A spokesperson for Northeastern said the closure of the press was strictly a financial decision, triggered by increasing economic stresses on the press and in publishing in general.
"It was an important part of the institutional character, but we're not able to do it any longer," said spokeswoman Christine Phelan.
The decision was made by NU president Richard M. Freeland and provost Ahmed Abdelal; it was approved by trustees at a recent meeting in Florida, Phelan said.
All nine staff members will lose their jobs when the press closes in 2005.
Like many university presses, NU Press has always been subsidzed by the university. Over the past decade it has cost the school from $275,000 a year to a high of $450,000 this year -- about 40 percent of the press's budget, officials said.

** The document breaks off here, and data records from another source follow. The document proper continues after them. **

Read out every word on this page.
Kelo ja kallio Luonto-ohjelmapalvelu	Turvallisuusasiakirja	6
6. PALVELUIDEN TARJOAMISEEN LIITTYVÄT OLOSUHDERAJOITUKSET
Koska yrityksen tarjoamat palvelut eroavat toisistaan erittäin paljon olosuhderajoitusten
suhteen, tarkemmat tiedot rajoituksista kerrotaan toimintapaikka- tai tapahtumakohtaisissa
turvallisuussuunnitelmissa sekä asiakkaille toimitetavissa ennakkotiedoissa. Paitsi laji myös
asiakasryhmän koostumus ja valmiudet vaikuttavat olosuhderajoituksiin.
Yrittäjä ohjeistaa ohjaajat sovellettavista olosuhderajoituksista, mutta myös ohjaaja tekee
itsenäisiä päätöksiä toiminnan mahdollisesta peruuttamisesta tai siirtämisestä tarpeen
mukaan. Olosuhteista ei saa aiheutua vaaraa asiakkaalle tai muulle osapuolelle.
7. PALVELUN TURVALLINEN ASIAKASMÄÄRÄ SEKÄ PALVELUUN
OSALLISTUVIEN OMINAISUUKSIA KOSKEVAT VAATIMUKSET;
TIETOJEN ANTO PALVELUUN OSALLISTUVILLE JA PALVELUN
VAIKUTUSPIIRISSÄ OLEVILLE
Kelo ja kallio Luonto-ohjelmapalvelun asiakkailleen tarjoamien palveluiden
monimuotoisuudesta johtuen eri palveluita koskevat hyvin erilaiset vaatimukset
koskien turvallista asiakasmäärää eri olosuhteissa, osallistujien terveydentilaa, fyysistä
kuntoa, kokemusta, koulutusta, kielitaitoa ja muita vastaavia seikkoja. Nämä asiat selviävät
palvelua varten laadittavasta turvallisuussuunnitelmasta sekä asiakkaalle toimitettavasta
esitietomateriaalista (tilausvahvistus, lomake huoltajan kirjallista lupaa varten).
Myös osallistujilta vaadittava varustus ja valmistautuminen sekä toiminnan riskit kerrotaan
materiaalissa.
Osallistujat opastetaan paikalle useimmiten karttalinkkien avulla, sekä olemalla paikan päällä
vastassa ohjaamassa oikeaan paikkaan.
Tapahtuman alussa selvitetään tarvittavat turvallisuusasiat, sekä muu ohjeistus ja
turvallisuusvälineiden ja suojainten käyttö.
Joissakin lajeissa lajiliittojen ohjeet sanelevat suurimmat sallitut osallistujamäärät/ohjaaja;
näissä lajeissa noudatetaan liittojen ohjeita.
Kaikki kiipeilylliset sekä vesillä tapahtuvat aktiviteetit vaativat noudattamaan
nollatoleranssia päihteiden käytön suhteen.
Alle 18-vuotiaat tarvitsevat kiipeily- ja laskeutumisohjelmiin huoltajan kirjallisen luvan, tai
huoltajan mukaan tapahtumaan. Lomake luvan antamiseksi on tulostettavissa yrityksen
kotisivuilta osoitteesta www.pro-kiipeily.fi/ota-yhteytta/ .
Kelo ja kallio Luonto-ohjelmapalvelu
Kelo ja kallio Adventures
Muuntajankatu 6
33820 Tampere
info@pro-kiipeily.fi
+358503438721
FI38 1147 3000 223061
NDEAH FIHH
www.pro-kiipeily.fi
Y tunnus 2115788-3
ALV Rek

The subsidy grew this year because the press has been struggling with the economic downturn of the last couple years, said Jill Bahcall, associate director of NU Press.
A number of professors and other supporters of the press are planning to write to Abdelal asking him to reverse the decision, Bahcall said.
"It was always considered a feather in the cap of Northeastern," said editor in chief Robert Gormley. "They somehow figured it's no longer a feather in their cap."
Gormley said he wondered why Northeastern could not consider a compromise such as the one worked out recently at the University of Massachusetts Press. With UMass facing an $80 million cut in state funding, the university cut its $375,000 subsidy to the press last year, more than a quarter of its revenue. The UMass Press stayed open, however and is working toward self-sufficiency, saving money through an alliance with the Johns Hopkins University Press.
NU Press will still publish and market its spring and fall lists this year, Gormley said.
The amount of money Northeastern spends on the press is dwarfed by the university's ambitious expansion plans. Two years ago, officials launched an $18.3 million spending plan to improve the school and vault it to the national stage. Freeland has set the goal of getting Northeastern in the top 100 universities, as ranked by US News & World Report.
To that end, he has devised the plan to hire 100 professors to improve Northeastern's faculty-to-student ratio and has boosted its research funding 41 percent in the last five years. The university, which has also been in a building boom, has shrunk its enrollment dramatically and became much more selective.
The academic improvement plans and the closing of NU Press are "disconnected," Phelan said. "It's not something we're happy to be announcing, and yet we felt the decision was the correct one."
The press specializes in Boston and regional history, criminal justice, music and women's studies, Gormley said.
It published a book on Al Qaeda, "The New Jackals" by Simon Reeve, that became popular after Sept. 11, 2001, and recently released "A Rose for Mary: The Hunt for the Real Boston Strangler" by local TV reporter Casey Sherman.